June 27, 2002 | Read Time: 3 minutes

The U.S. Tax Court, in a pair of rulings, has disallowed donors’ charitable deductions because the receipts the nonprofit group gave the donors were incorrect. The rulings, charity experts say, could have broad implications, causing some donors to become wary about making gifts.

In the first case it decided, the court ruled that Charles H. and Cindi Addis were not entitled to any deduction for two $36,000 contributions they made in 1997 and 1998 to the National Heritage Foundation because the organization did not estimate the value of the benefits the couple received in exchange for their donation. The foundation’s receipt read, “In accordance with Internal Revenue Service regulations, the National Heritage Foundation did not provide any goods or services to the donor in return for the contribution.”

The case dealt with a controversial giving technique that was effectively abolished by a 1999 law. It involves premiums paid into a trust as part of a so-called charitable split-dollar plan. Under such plans, the insurance trust buys a cash-value life-insurance policy on the donor, and the trust arranges to pay a small part of the policy’s annual premium. The charity designated as a beneficiary of the plan pays most of the premium.

In this case, the Addises arranged to buy a life-insurance policy on Cindi Addis through a family trust and split the benefits with the National Heritage Foundation. Upon her death, Mr. Addis was to receive $434,509; the foundation would have received $557,380. For two years, the Addises paid $4,000 of the $40,000 annual premium for the policy. Each year, National Heritage paid the remaining $36,000 — the amount of the couple’s charitable donations to the group.

The IRS denied the deductions, saying the couple violated a federal law that bars people from deducting as a charitable gift money they have paid in exchange for goods or services. The Addises said they did not violate the law because the charity was not required to spend the donated money on the insurance policy and could have spent it on something else.


The court agreed with the IRS. Although the couple made it appear that they made an outright gift, “they expected, and they told NHF they expected, NHF to use their contributions for both their and NHF’s benefit,” the court said in its opinion (Charles H. Addis and Cindi Addis v. Commissioner of Internal Revenue, 118 T.C. 32). In a second case involving the National Heritage Foundation — Gary L. Weiner v. Commissioner of Internal Revenue — the court applied similar reasoning.

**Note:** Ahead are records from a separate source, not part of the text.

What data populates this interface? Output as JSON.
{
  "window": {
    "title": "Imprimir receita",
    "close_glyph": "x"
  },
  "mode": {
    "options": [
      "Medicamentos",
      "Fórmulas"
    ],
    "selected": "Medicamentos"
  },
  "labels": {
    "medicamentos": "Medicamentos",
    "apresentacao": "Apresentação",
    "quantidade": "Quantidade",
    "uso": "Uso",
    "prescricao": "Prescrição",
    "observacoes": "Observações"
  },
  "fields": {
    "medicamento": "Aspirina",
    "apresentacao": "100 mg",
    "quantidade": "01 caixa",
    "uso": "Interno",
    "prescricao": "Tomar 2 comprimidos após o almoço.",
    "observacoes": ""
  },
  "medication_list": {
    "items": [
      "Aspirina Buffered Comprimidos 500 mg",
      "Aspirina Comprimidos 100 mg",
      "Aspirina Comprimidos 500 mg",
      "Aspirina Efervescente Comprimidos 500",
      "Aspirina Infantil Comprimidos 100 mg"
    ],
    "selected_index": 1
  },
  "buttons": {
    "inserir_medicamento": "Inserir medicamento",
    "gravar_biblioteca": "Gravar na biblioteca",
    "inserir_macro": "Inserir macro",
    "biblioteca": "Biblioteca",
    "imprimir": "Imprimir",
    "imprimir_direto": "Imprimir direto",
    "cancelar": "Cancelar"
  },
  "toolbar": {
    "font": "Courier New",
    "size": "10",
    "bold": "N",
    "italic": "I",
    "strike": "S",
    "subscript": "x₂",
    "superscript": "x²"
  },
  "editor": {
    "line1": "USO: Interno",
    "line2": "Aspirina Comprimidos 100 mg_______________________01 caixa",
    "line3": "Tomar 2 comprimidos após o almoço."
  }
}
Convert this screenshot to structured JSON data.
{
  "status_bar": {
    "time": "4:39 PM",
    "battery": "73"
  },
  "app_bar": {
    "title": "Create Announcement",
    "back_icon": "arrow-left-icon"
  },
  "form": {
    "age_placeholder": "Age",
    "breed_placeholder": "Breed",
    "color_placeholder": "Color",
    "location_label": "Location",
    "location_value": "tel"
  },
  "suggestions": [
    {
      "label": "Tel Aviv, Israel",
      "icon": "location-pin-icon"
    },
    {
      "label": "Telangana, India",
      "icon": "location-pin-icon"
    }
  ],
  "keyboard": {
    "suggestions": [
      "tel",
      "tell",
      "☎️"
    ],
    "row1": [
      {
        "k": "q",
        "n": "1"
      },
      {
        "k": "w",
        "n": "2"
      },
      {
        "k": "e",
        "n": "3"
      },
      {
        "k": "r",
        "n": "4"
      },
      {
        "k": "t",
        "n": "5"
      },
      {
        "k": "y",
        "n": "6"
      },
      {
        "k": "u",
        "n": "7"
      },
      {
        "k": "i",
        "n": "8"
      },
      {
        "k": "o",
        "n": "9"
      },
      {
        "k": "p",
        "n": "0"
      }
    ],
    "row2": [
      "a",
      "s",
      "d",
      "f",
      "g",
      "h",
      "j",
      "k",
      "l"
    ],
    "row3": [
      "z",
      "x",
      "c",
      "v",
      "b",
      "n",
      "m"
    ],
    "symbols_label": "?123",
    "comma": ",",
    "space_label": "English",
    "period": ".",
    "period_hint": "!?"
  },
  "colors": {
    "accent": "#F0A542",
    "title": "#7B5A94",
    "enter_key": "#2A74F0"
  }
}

Although most observers anticipated that the court would rule against the donors in the cases, the way the court reached its decisions raises questions about whether the IRS will begin more strictly enforcing the rules on receipts in the future, says J.J. MacNab, a Bethesda, Md., consultant who specializes in planned giving and tax planning. “If a charity doesn’t make that best-guess estimate on receipting, could that kill an entire deduction?” she asked.

Marc Owens, a Washington lawyer who used to head the IRS’s Exempt Organizations Division, says the court rulings could also affect donor-advised funds.

Donors who set up such funds can give cash, stock, or other assets, claim a charitable deduction on their federal income-tax returns, and then recommend how the money in the funds should be distributed to charities.

In a rationale similar to that of the Addises, donors claim a deduction at the time they put money into donor-advised funds because the charities that oversee such funds are “expected” but not “required” to spend the money on the charities the donors select. But since the court rejected that distinction in the Addis case, “it’s certainly suggesting some hostility to the notion of a donor-advised fund,” Mr. Owens said.